The nine weights of the 3×3 window were trained by the usual method: backward propagation. The training data consisted of thousands of 3×3 patches extracted from the forty training fields, each labelled with whether the centre plot was blighted or healthy. The weights adjusted to minimize the loss on these patches.

After training, Trviksha examined the learned weights. The nine numbers formed a recognisable shape: the centre weight was strongly negative, and the surrounding eight weights were moderately positive. The filter was computing, roughly, "are the neighbours blighted while the centre is not yet?" — an early-warning detector for blight spreading inward.

Trviksha: The window learned to detect the boundary of an advancing cluster. Plots surrounded by blight but not yet blighted themselves are the ones at highest risk. The window found this pattern on its own.

Kvrothja: That matches my experience. The edge of a cluster is where the blight moves next.

What Changed

The sliding-window approach achieved 88% accuracy on held-out fields — a substantial improvement over the 76% of the fully connected network. But the improvement was not just in accuracy. The errors were different.

The fully connected network had made bizarre errors — flagging healthy areas in one field because blight happened to appear in the same grid position in another field. The sliding-window network did not make this kind of error. Because it examined local patches with shared weights, it could not learn position-specific patterns. It could only learn what blight looked like locally, regardless of where in the field the locality was.

Trviksha: The old network confused "where" with "what." It learned that position 17 was dangerous because it had seen blight there before. The new network only knows "what" — what does a local patch of blight look like — and applies that knowledge everywhere.

Blortz: The same eyes, looking at every part of the field.

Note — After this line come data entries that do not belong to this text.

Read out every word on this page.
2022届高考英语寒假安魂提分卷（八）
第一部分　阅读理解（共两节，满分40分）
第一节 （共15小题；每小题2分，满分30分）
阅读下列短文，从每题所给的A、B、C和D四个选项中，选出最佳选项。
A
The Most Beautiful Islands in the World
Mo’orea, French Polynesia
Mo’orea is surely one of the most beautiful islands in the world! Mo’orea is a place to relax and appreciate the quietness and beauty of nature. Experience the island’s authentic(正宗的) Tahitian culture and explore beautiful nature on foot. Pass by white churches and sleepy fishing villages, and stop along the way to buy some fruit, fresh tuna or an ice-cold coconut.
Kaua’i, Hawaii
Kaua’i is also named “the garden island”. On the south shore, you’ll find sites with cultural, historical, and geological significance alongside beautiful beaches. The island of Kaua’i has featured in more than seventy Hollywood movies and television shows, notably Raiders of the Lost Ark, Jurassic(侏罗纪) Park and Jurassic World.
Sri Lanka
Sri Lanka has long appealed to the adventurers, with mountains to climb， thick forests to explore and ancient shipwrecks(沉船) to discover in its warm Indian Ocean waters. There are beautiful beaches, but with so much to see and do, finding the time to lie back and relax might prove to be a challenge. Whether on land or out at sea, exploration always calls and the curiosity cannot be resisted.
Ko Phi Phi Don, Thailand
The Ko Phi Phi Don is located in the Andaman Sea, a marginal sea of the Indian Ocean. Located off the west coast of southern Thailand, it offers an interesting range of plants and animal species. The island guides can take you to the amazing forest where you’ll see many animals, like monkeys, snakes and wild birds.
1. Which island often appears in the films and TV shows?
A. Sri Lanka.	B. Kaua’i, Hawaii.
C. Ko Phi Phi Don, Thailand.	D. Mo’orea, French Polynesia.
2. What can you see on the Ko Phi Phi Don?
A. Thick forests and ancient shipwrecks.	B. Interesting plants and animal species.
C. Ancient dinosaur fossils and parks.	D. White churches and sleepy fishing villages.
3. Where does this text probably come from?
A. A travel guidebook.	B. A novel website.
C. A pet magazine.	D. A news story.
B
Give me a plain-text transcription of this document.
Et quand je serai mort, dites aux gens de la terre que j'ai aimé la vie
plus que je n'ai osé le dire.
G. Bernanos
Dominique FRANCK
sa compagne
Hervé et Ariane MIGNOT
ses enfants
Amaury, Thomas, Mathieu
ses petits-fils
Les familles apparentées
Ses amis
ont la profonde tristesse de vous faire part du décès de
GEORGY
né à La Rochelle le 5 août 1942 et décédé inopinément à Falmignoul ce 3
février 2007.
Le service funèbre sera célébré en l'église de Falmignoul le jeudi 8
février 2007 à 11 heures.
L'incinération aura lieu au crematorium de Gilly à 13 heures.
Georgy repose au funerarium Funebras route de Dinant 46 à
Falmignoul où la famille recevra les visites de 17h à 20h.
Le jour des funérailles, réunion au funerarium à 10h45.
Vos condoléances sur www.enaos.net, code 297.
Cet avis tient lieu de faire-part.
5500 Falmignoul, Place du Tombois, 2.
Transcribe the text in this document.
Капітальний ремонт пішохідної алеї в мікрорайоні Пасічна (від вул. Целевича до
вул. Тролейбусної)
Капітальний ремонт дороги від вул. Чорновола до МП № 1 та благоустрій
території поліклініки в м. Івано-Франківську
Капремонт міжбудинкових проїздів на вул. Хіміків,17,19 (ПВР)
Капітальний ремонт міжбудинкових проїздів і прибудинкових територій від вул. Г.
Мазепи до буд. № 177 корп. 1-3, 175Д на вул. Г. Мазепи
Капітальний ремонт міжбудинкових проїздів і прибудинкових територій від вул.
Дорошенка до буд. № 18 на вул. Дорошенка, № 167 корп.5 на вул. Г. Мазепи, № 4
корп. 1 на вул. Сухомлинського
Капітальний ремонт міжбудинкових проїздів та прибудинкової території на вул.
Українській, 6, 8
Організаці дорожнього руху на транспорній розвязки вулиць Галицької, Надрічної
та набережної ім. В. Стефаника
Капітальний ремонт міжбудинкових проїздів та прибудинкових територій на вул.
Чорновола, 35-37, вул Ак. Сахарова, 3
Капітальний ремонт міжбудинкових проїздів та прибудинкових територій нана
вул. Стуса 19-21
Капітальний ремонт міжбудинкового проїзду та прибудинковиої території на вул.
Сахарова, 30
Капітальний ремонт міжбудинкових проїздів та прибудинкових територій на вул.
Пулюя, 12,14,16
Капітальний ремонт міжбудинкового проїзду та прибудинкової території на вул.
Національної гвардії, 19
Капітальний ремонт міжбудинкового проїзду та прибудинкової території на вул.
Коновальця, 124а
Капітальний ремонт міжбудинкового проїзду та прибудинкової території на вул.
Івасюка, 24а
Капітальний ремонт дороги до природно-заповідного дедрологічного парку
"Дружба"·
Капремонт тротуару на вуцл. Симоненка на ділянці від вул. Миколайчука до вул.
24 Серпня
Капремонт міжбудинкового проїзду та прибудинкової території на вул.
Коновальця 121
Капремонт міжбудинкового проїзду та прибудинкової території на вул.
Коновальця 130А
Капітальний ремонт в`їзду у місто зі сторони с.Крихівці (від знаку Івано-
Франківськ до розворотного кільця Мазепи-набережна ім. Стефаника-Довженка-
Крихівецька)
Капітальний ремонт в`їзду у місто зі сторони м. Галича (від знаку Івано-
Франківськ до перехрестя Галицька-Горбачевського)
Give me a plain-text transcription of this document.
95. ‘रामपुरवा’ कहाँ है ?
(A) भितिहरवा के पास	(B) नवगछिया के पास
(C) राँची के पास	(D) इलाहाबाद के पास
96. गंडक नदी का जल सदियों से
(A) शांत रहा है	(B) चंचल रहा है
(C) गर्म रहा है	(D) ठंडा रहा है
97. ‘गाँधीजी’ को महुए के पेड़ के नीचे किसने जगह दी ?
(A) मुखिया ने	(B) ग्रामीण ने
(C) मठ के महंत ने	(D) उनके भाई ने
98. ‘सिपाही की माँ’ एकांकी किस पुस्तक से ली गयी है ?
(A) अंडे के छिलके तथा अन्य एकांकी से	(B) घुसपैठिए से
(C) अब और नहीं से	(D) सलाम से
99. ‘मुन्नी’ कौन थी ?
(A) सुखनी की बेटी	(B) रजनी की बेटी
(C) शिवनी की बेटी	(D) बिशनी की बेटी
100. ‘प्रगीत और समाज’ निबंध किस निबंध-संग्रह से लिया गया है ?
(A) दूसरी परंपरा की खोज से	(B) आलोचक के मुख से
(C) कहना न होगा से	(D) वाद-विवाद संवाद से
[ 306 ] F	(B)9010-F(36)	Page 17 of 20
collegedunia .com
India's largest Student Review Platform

Trviksha has invented the convolutional filter (also called a kernel) — the fundamental building block of convolutional neural networks (CNNs). A small set of weights slides across the entire input grid, applying the same computation at every position. This achieves translation invariance: the filter detects the same pattern regardless of where it appears. A blight cluster in the corner triggers the same response as one in the centre. The filter is small (3×3 = 9 weights), the grid is large (20×20 = 400 positions), but the same 9 weights are applied at every position. This was the key idea in Yann LeCun's 1989 work on handwritten digit recognition, which showed that convolutional networks could recognise digits regardless of their position in the image. Think about how you read text: you recognise the letter "e" whether it appears at the start or end of a word, at the top or bottom of a page. You do not have a separate "e-detector" for each possible position — you have one, and it works everywhere.